Beanie waved her hand. “Oh, it don’t make them no nevermind, they’re just talking shit, ’cause that’s what assholes do—”

“No, it’s a fact, and you know it. It’s like you’ve always got to playact and pretend to be someone else to get love in this world. Well, I don’t playact with men. I don’t try to seduce people. I’m just me. And so everybody’s out there tricking people into falling in love with them, and I’m all alone.”

“How come that is, you think?”

Marie stared straight into her eyes. “Because they’re cowards. Men are cowards.”

Beanie waved smoke away from Marie. “Okay, well, you ain’t got to playact. Ain’t nobody saying that. Just … just don’t nobody want to see you crying over these spineless, tired, worthless motherfuckers. Ain’t nobody ever told you ain’t no man alive worth crying over?”

Marie closed her eyes, said, “Children need a father.”
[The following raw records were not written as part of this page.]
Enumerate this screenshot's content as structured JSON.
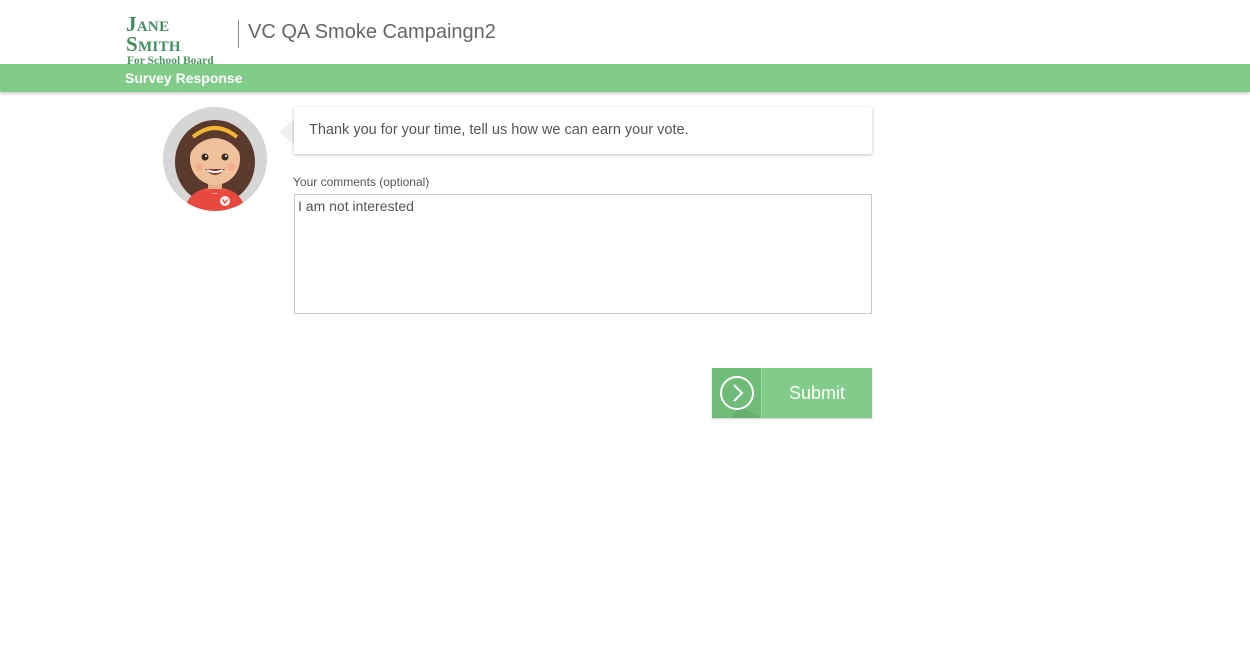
{
  "header": {
    "logo_line1": "Jane Smith",
    "logo_line2": "For School Board",
    "campaign_title": "VC QA Smoke Campaingn2"
  },
  "subbar": {
    "title": "Survey Response"
  },
  "question": {
    "text": "Thank you for your time, tell us how we can earn your vote."
  },
  "comments": {
    "label": "Your comments (optional)",
    "value": "I am not interested"
  },
  "submit": {
    "label": "Submit",
    "icon": "chevron-right-icon"
  },
  "colors": {
    "accent": "#80cc88",
    "brand": "#3f8f5a"
  }
}
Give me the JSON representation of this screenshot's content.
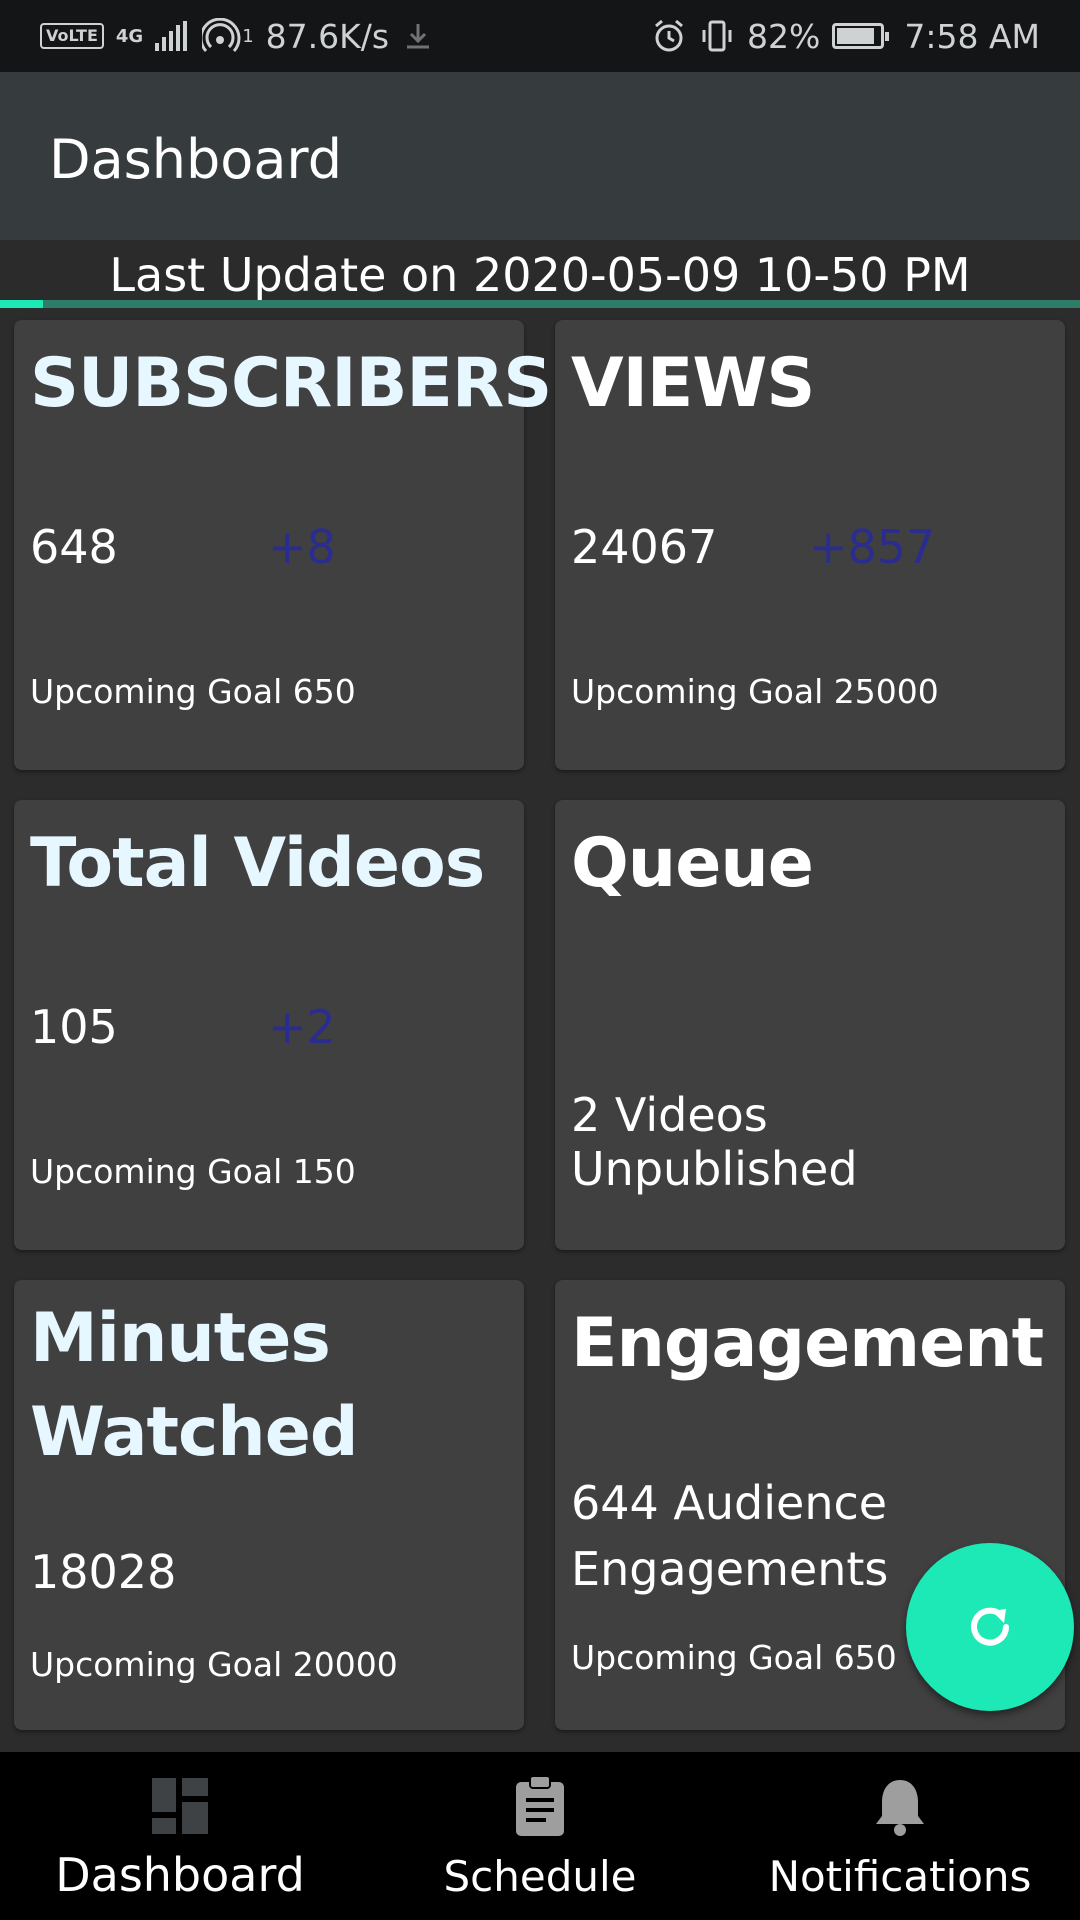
{
  "status_bar": {
    "volte": "VoLTE",
    "network": "4G",
    "hotspot_count": "1",
    "speed": "87.6K/s",
    "battery": "82%",
    "time": "7:58 AM"
  },
  "app_bar": {
    "title": "Dashboard"
  },
  "update": {
    "text": "Last Update on 2020-05-09   10-50 PM",
    "progress": 0.04
  },
  "cards": {
    "subscribers": {
      "title": "SUBSCRIBERS",
      "value": "648",
      "delta": "+8",
      "goal": "Upcoming Goal 650"
    },
    "views": {
      "title": "VIEWS",
      "value": "24067",
      "delta": "+857",
      "goal": "Upcoming Goal 25000"
    },
    "videos": {
      "title": "Total Videos",
      "value": "105",
      "delta": "+2",
      "goal": "Upcoming Goal 150"
    },
    "queue": {
      "title": "Queue",
      "status": "2 Videos Unpublished"
    },
    "minutes": {
      "title_line1": "Minutes",
      "title_line2": "Watched",
      "value": "18028",
      "goal": "Upcoming Goal 20000"
    },
    "engagement": {
      "title": "Engagement",
      "line1": "644 Audience",
      "line2": "Engagements",
      "goal": "Upcoming Goal 650"
    }
  },
  "fab": {
    "icon": "refresh-icon"
  },
  "bottom_nav": {
    "items": [
      {
        "label": "Dashboard",
        "icon": "dashboard-icon",
        "active": true
      },
      {
        "label": "Schedule",
        "icon": "clipboard-icon",
        "active": false
      },
      {
        "label": "Notifications",
        "icon": "bell-icon",
        "active": false
      }
    ]
  },
  "colors": {
    "accent": "#1de9b6",
    "delta": "#2a2d8f",
    "card": "#404040",
    "app_bar": "#363b3e"
  }
}
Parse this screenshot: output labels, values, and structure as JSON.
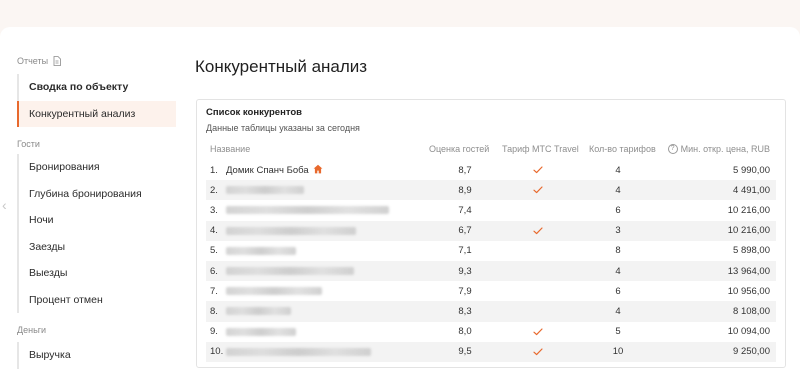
{
  "sidebar": {
    "groups": [
      {
        "label": "Отчеты",
        "items": [
          {
            "label": "Сводка по объекту",
            "bold": true,
            "active": false
          },
          {
            "label": "Конкурентный анализ",
            "bold": false,
            "active": true
          }
        ]
      },
      {
        "label": "Гости",
        "items": [
          {
            "label": "Бронирования"
          },
          {
            "label": "Глубина бронирования"
          },
          {
            "label": "Ночи"
          },
          {
            "label": "Заезды"
          },
          {
            "label": "Выезды"
          },
          {
            "label": "Процент отмен"
          }
        ]
      },
      {
        "label": "Деньги",
        "items": [
          {
            "label": "Выручка"
          }
        ]
      }
    ]
  },
  "main": {
    "title": "Конкурентный анализ",
    "card": {
      "title": "Список конкурентов",
      "subtitle": "Данные таблицы указаны за сегодня",
      "columns": {
        "name": "Название",
        "rating": "Оценка гостей",
        "tariff": "Тариф МТС Travel",
        "count": "Кол-во тарифов",
        "price": "Мин. откр. цена, RUB"
      },
      "rows": [
        {
          "num": "1.",
          "name": "Домик Спанч Боба",
          "home": true,
          "rating": "8,7",
          "tariff": true,
          "count": "4",
          "price": "5 990,00"
        },
        {
          "num": "2.",
          "name": "",
          "rating": "8,9",
          "tariff": true,
          "count": "4",
          "price": "4 491,00"
        },
        {
          "num": "3.",
          "name": "",
          "rating": "7,4",
          "tariff": false,
          "count": "6",
          "price": "10 216,00"
        },
        {
          "num": "4.",
          "name": "",
          "rating": "6,7",
          "tariff": true,
          "count": "3",
          "price": "10 216,00"
        },
        {
          "num": "5.",
          "name": "",
          "rating": "7,1",
          "tariff": false,
          "count": "8",
          "price": "5 898,00"
        },
        {
          "num": "6.",
          "name": "",
          "rating": "9,3",
          "tariff": false,
          "count": "4",
          "price": "13 964,00"
        },
        {
          "num": "7.",
          "name": "",
          "rating": "7,9",
          "tariff": false,
          "count": "6",
          "price": "10 956,00"
        },
        {
          "num": "8.",
          "name": "",
          "rating": "8,3",
          "tariff": false,
          "count": "4",
          "price": "8 108,00"
        },
        {
          "num": "9.",
          "name": "",
          "rating": "8,0",
          "tariff": true,
          "count": "5",
          "price": "10 094,00"
        },
        {
          "num": "10.",
          "name": "",
          "rating": "9,5",
          "tariff": true,
          "count": "10",
          "price": "9 250,00"
        }
      ]
    }
  },
  "icons": {
    "reports": "document-icon",
    "home": "home-icon",
    "check": "check-icon",
    "info": "question-circle-icon",
    "scroll": "chevron-left-icon"
  },
  "colors": {
    "accent": "#e8692d",
    "stripe": "#f3f3f3",
    "activeBg": "#fdf2ec"
  }
}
“Okay, see now that offends me a little bit,” said Beanie, pulling back her hand. “Both my girls is doing good, and where’s their fathers at? Where’s Derron at? Who the fuck even knows. At least we all know where Omar’s at, you know what I’m saying. But both my girls doing good, star students at SCPA, playing in band and doing ballet, all that. Marie,” she said, but more gently, with a sigh, “you don’t need no man. Open your eyes and look around you. Who you see in this building with a man? Who?”